Changes to Certification Requirements

Under the previous certification requirements, a director or officer of the issuer or underwriter filing the Report had to certify that he or she had read and understood the Report and that the information contained within it was true. As we discussed in a previous post, the CSA proposed changes to the Report’s certification requirements last year (the 2017 Proposal) that would (i) allow agents to sign the Report on behalf of the issuer, underwriter or investment fund manager; (ii) remove the warning statement regarding misrepresentations in the Report; and (iii) revise the certification wording to include a knowledge qualifier and recognize the existence of a due diligence defence.

The CSA have essentially adopted the 2017 Proposal in regards to certification requirements, with minor modifications to the instructions in regards to agents certifying the Report.

Changes to Information Requirements

As we previously discussed, a number of changes were also proposed to streamline the information required to be included in the Report.

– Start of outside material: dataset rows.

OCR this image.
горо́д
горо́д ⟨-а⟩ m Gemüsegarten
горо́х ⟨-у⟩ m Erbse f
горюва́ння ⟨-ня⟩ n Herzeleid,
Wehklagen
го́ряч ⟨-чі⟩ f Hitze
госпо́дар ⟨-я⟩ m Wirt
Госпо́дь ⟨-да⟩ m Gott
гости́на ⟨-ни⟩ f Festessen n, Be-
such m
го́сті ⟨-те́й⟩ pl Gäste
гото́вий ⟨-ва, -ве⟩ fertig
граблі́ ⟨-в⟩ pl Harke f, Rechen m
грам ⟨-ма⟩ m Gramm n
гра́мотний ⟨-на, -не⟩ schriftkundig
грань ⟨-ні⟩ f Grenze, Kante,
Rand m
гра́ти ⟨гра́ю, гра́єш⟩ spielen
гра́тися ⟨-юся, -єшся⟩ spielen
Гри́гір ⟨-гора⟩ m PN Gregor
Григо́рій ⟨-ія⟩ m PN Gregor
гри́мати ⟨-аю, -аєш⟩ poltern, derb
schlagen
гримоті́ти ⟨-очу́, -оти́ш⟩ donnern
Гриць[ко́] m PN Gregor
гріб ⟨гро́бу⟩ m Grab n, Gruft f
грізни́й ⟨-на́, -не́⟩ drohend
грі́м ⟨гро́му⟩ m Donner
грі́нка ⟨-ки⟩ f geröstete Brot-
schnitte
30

The 2017 Proposal included: (i) requiring filers to provide the name of the exchange on which the issuer’s securities primarily trade rather than the names of all exchanges on which the issuer’s securities are listed; (ii) only requiring that filers identify one of the exemption categories on which the issuer was relying, rather than having to identify all applicable exemptions; and (iii) amending Schedule 1 to allow issuers to indicate that they are distributing securities to non-individual permitted clients without indicating which category of accredited investor applied to such purchasers.

The final amendments essentially adopt the 2017 Proposal, with a number of additional changes. Changes to the 2017 Proposal include: (i) cryptoassets will now be included as an option when identifying the issuer’s primary business activity under Item 5(a) of the Report; (ii) the wording under Item 5(g) of the Report has been changed to state that identification of the exchange on which the issuer’s securities primarily trade only applies in the case of equity securities and not debt securities; (iii) cryptoassets will now be included as an identification option for investment funds under Item 6(b) of the Report; and (iv) amending National Instrument 45-106 Prospectus Exemptions to provide that only one Report is required in the case of co-issuers distributing the same security.

Changes to Related Guidance

In light of the amendments adopted, the CSA have also issued a revised version of CSA Staff Notice 45-308, which provides guidance for preparing and filing the Report. The guidance includes answers to frequently asked questions regarding completion of the Report.